Flowsheet matters more than equipment

Because different materials display different grinding behavior, even the best mill on the market would struggle to deliver the best for both. Instead, plants should be looking at the best combination of equipment to achieve maximum substitution, taking into account drying, grinding and blending, all while maintaining tight sulfate control and gathering real-time PSD insight.
Services bring together expertise and experience
The shift to 50% clinker replacement shouldn’t be attempted in isolation. Across the industry we can learn from each other – from failed attempts as much as successes. And, whether you're evaluating if a calcined clay source will work in your plant, understanding how variable feedstock will behave in your system, or optimizing existing equipment for low-clinker cements, there are services to support you through these challenges.
Material suitability and supply risk are often the first hurdle. Not all calcined clays perform equally – LOI, kaolinite content, reactivity all vary. Our materials testing facility in Dania provides detailed analysis of clay samples to answer a straightforward question: will this resource work in my plant, at my target replacement level, with my product specifications? This upfront assessment can save months of trial-and-error or prevent costly supply commitments to unsuitable material.

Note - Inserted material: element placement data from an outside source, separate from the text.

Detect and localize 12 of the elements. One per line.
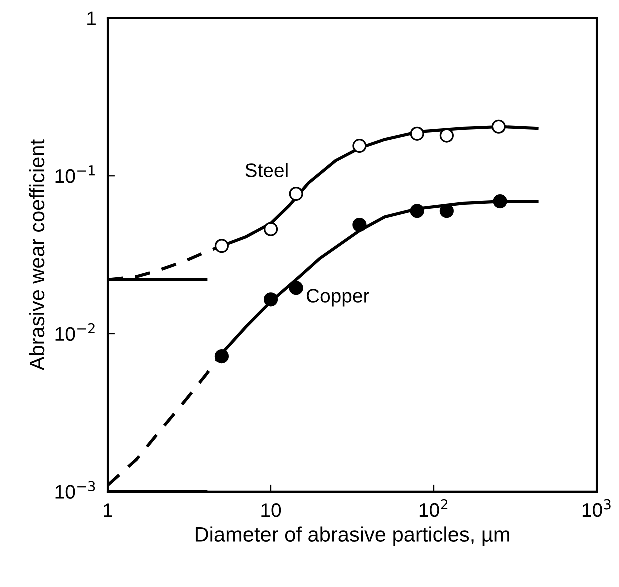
y-tick-label: 10$^{−3}$	[56, 481, 96, 499]
x-axis-title: Diameter of abrasive particles, µm	[196, 526, 510, 546]
y-tick-label: 10$^{−1}$	[56, 166, 95, 184]
x-tick-label: 1	[104, 504, 112, 518]
y-axis-title: Abrasive wear coefficient	[29, 140, 45, 371]
y-tick-label: 1	[88, 12, 96, 26]
annotation: Copper	[306, 289, 370, 307]
x-tick-label: 10	[262, 504, 282, 518]
x-tick-label: 10$^{2}$	[420, 499, 448, 518]
y-tick-label: 10$^{−2}$	[56, 323, 95, 342]
x-tick-label: 10$^{3}$	[582, 499, 611, 518]
annotation: Steel	[246, 163, 288, 178]
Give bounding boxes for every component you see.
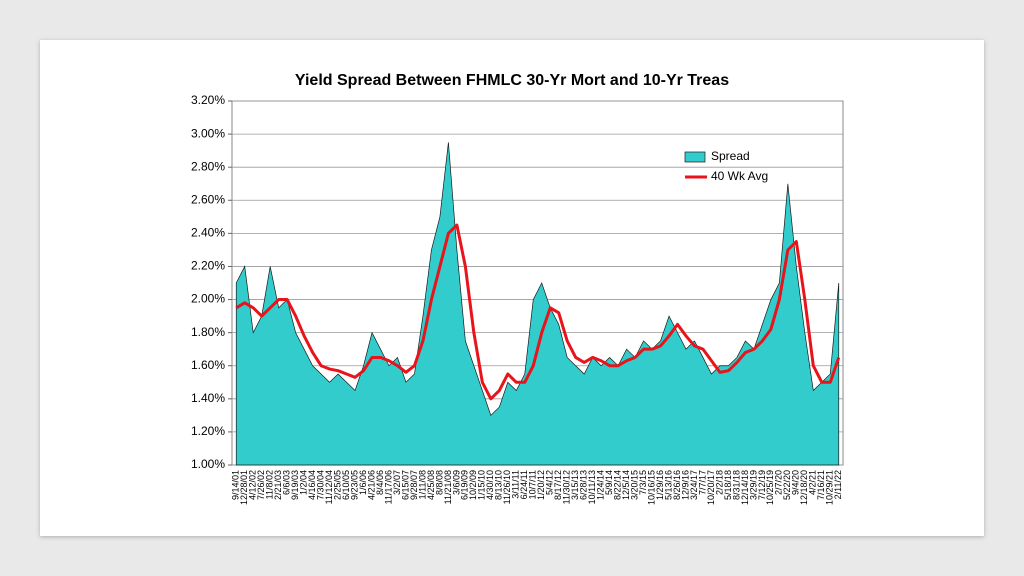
x-tick-label: 1/2/04 <box>299 470 309 495</box>
x-tick-label: 9/28/07 <box>409 470 419 500</box>
x-tick-label: 5/13/16 <box>663 470 673 500</box>
x-tick-label: 9/4/20 <box>791 470 801 495</box>
x-tick-label: 6/28/13 <box>579 470 589 500</box>
x-tick-label: 7/16/21 <box>816 470 826 500</box>
x-tick-label: 12/9/16 <box>680 470 690 500</box>
x-tick-label: 4/21/06 <box>366 470 376 500</box>
x-tick-label: 1/20/12 <box>536 470 546 500</box>
x-tick-label: 10/11/13 <box>587 470 597 504</box>
x-tick-label: 8/4/06 <box>375 470 385 495</box>
y-tick-label: 2.00% <box>191 292 225 306</box>
x-tick-label: 12/14/18 <box>740 470 750 505</box>
spread-area <box>235 142 840 466</box>
y-tick-label: 2.20% <box>191 259 225 273</box>
x-tick-label: 2/7/20 <box>774 470 784 495</box>
x-tick-label: 3/20/15 <box>629 470 639 500</box>
x-tick-label: 6/6/03 <box>282 470 292 495</box>
x-tick-label: 7/30/04 <box>315 470 325 500</box>
y-tick-label: 2.60% <box>191 192 225 206</box>
y-tick-label: 3.20% <box>191 93 225 107</box>
x-tick-label: 4/12/02 <box>248 470 258 500</box>
x-tick-label: 8/26/16 <box>672 470 682 500</box>
y-tick-label: 3.00% <box>191 126 225 140</box>
x-tick-label: 3/2/07 <box>392 470 402 495</box>
x-tick-label: 4/2/21 <box>808 470 818 495</box>
y-tick-label: 1.20% <box>191 424 225 438</box>
legend-swatch <box>684 151 706 163</box>
x-tick-label: 6/24/11 <box>519 470 529 499</box>
x-tick-label: 9/23/05 <box>349 470 359 500</box>
x-tick-label: 11/21/08 <box>443 470 453 504</box>
chart-title: Yield Spread Between FHMLC 30-Yr Mort an… <box>295 72 729 89</box>
x-tick-label: 5/4/12 <box>545 470 555 495</box>
x-tick-label: 12/5/14 <box>621 470 631 500</box>
x-tick-label: 1/11/08 <box>417 470 427 499</box>
x-tick-label: 11/12/04 <box>324 470 334 504</box>
x-tick-label: 12/28/01 <box>239 470 249 505</box>
x-tick-label: 3/6/09 <box>451 470 461 495</box>
y-tick-label: 1.80% <box>191 325 225 339</box>
x-tick-label: 5/22/20 <box>782 470 792 500</box>
x-tick-label: 11/30/12 <box>562 470 572 504</box>
x-tick-label: 6/10/05 <box>341 470 351 500</box>
x-tick-label: 3/24/17 <box>689 470 699 500</box>
x-tick-label: 9/19/03 <box>290 470 300 500</box>
y-tick-label: 1.00% <box>191 457 225 471</box>
x-tick-label: 1/24/14 <box>596 470 606 500</box>
x-tick-label: 8/8/08 <box>434 470 444 495</box>
x-tick-label: 8/13/10 <box>494 470 504 500</box>
x-tick-label: 6/19/09 <box>460 470 470 500</box>
x-tick-label: 2/2/18 <box>714 470 724 495</box>
x-tick-label: 7/26/02 <box>256 470 266 500</box>
x-tick-label: 8/31/18 <box>731 470 741 500</box>
x-tick-label: 5/9/14 <box>604 470 614 495</box>
x-tick-label: 10/16/15 <box>646 470 656 505</box>
x-tick-label: 9/14/01 <box>231 470 241 500</box>
y-tick-label: 1.60% <box>191 358 225 372</box>
x-tick-label: 1/6/06 <box>358 470 368 495</box>
x-tick-label: 7/7/17 <box>697 470 707 495</box>
x-tick-label: 1/15/10 <box>477 470 487 500</box>
x-tick-label: 3/29/19 <box>748 470 758 500</box>
x-tick-label: 8/17/12 <box>553 470 563 500</box>
x-tick-label: 10/29/21 <box>825 470 835 505</box>
x-tick-label: 11/17/06 <box>383 470 393 504</box>
x-tick-label: 3/11/11 <box>511 470 521 499</box>
x-tick-label: 4/25/08 <box>426 470 436 500</box>
x-tick-label: 8/22/14 <box>612 470 622 500</box>
legend-label: Spread <box>711 149 750 163</box>
x-tick-label: 10/25/19 <box>765 470 775 505</box>
x-tick-label: 2/21/03 <box>273 470 283 500</box>
x-tick-label: 10/7/11 <box>528 470 538 499</box>
y-tick-label: 2.40% <box>191 226 225 240</box>
y-tick-label: 2.80% <box>191 159 225 173</box>
x-tick-label: 7/12/19 <box>757 470 767 500</box>
x-tick-label: 2/25/05 <box>332 470 342 500</box>
x-tick-label: 10/2/09 <box>468 470 478 500</box>
x-tick-label: 5/18/18 <box>723 470 733 500</box>
x-tick-label: 11/26/10 <box>502 470 512 504</box>
x-tick-label: 11/8/02 <box>265 470 275 499</box>
x-tick-label: 6/15/07 <box>400 470 410 500</box>
legend-label: 40 Wk Avg <box>711 169 768 183</box>
avg-line <box>235 223 841 401</box>
x-tick-label: 10/20/17 <box>706 470 716 505</box>
x-tick-label: 1/29/16 <box>655 470 665 500</box>
x-tick-label: 4/30/10 <box>485 470 495 500</box>
x-tick-label: 7/3/15 <box>638 470 648 495</box>
x-tick-label: 4/16/04 <box>307 470 317 500</box>
y-tick-label: 1.40% <box>191 391 225 405</box>
x-tick-label: 12/18/20 <box>799 470 809 505</box>
x-tick-label: 3/15/13 <box>570 470 580 500</box>
x-tick-label: 2/11/22 <box>833 470 843 499</box>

Handling new materials can add another layer of difficulty. High-moisture clays, variable particle size distributions, and unfamiliar feedstock characteristics can create flow problems in pneumatic transport systems designed for traditional cement components. Our Pneumatic Transport R&D Lab in Pennsylvania identifies material flow behavior under your specific conditions, enabling engineering solutions that prevent bottlenecks or equipment wear without requiring complete system redesigns.

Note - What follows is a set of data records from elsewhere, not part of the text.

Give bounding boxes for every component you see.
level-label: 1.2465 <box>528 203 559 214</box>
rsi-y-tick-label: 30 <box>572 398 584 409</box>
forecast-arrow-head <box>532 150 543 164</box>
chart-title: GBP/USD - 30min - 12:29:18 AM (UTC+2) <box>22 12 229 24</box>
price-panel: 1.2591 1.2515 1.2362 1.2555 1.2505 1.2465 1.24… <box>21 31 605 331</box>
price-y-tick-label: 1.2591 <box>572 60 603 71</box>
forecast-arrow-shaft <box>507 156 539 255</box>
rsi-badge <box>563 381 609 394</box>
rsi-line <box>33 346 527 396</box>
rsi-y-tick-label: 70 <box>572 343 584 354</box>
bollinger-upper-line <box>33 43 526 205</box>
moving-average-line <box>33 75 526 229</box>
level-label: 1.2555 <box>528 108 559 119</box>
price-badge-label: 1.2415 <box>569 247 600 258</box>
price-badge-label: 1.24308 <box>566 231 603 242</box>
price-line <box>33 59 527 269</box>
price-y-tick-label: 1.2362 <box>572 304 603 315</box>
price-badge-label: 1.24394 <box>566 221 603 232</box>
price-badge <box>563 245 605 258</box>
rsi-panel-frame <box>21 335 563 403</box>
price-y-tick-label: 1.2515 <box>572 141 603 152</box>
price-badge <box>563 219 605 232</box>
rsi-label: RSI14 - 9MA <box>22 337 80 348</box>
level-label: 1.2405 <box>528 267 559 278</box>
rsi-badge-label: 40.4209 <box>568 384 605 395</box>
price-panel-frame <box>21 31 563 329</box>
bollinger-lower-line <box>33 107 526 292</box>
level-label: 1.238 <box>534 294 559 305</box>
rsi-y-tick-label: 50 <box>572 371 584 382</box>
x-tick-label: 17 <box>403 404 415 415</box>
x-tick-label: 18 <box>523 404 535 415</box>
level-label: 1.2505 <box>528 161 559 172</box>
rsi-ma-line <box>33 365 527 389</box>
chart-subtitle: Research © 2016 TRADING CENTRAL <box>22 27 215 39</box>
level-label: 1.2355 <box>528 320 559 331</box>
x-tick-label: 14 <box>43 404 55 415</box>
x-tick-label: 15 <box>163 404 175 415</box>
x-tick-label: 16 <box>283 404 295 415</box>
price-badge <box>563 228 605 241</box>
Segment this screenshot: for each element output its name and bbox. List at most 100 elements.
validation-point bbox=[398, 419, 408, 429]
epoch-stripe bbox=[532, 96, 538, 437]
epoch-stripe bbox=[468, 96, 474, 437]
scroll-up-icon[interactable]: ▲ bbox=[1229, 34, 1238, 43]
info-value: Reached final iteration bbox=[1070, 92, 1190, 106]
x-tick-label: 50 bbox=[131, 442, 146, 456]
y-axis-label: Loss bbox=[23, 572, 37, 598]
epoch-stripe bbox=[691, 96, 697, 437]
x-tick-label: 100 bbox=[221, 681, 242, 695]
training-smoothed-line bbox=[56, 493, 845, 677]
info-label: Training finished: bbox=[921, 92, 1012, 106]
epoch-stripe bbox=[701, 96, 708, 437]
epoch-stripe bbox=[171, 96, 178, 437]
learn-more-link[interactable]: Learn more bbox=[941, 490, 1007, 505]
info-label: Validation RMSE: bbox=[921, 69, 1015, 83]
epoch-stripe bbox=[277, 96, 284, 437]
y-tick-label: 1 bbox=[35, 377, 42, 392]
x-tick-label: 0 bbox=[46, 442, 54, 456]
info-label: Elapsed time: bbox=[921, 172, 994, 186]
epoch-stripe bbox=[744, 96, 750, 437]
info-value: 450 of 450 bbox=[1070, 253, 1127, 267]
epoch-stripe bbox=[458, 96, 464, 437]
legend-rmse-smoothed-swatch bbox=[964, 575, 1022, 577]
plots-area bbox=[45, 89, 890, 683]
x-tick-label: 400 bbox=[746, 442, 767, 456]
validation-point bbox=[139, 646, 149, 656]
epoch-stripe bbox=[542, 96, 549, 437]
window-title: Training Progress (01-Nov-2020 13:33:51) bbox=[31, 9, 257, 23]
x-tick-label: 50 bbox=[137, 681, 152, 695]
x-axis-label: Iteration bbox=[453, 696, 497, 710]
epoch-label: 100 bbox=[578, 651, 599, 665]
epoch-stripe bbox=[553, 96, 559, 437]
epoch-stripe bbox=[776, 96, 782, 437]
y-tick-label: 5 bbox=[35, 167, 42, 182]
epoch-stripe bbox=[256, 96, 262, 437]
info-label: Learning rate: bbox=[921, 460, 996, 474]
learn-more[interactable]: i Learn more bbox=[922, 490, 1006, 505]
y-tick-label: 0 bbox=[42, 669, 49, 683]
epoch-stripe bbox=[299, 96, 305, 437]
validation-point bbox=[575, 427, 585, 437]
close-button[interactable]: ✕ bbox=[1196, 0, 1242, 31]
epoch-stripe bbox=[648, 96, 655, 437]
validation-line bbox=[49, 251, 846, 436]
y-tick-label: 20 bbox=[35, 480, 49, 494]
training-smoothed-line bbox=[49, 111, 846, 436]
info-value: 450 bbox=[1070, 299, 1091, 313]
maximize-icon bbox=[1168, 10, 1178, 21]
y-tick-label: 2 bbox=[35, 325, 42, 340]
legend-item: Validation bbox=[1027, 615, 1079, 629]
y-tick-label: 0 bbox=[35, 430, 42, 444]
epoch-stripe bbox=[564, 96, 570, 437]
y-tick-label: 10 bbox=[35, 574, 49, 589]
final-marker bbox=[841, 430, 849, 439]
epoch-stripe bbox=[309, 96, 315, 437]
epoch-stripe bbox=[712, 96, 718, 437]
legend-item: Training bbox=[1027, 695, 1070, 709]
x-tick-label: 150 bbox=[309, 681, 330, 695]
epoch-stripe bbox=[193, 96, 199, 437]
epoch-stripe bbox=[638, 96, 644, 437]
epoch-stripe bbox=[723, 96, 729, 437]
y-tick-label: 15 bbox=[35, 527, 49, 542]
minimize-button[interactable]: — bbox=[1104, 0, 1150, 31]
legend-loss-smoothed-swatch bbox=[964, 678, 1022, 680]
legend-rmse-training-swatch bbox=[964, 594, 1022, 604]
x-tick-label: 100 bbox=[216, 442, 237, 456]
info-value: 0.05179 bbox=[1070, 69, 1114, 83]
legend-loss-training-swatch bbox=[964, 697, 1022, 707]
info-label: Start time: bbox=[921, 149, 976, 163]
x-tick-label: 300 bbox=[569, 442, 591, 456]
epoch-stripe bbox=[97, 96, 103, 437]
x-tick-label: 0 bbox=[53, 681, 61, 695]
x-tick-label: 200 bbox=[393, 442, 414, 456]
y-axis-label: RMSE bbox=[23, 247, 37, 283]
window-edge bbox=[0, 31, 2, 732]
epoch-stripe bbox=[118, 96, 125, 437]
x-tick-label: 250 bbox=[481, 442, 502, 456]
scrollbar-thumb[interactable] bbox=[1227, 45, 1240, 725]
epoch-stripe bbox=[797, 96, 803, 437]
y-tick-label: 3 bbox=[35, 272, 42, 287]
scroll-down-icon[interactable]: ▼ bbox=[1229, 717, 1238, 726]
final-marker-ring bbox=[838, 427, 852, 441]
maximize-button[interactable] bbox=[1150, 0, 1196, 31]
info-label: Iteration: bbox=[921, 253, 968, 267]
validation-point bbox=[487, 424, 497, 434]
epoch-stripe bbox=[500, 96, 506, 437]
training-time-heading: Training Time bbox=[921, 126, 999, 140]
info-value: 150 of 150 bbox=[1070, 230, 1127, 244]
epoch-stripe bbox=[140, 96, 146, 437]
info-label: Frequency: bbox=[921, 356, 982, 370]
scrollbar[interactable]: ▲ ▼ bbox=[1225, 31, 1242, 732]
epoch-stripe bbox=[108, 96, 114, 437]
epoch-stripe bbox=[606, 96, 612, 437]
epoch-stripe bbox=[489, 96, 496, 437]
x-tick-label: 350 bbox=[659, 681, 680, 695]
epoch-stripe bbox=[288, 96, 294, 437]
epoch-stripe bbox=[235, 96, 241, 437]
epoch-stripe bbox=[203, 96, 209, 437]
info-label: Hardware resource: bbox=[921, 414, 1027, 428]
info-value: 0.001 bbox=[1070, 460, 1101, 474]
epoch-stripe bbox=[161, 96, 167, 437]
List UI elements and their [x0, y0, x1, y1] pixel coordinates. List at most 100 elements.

Process audits and grinding optimization address the third category: making your existing equipment work more efficiently with low-clinker blends. Process audits identify where energy is wasted, where PSD control is slipping, and where simple upgrades deliver disproportionate returns. For ball mill circuits, separator upgrades – third-generation designs like the O-SEPA® or SEPAX™ – improve classification efficiency and reduce recirculation, typically delivering 5–10% power consumption reductions. For VRM circuits, upgrades like the ROKS-H separator help address overgrinding in low-clinker formulations, yielding 2–3% energy savings while improving product consistency. Our service experts can help you understand which upgrades and process adjustments will help get you closest to your goals.
Where to start without new mills
You don't need to replace your mill to transition to low-clinker cement. You need to understand your material, design your flowsheet for it, and optimise the equipment you have.
- Increase limestone filler (with PSD control)
- Adopt separate grinding or hybrid SG (VRM clinker + BM SCM)
- Add classifier upgrades
- Tune sulfate carriers to new PSD distributions
- Implement rapid QC cycles
- Optimise moisture handling in grinding circuits
- Create SCM “cocktail blends” to buffer variability
These steps alone can unlock 5–15% clinker reduction in many plants.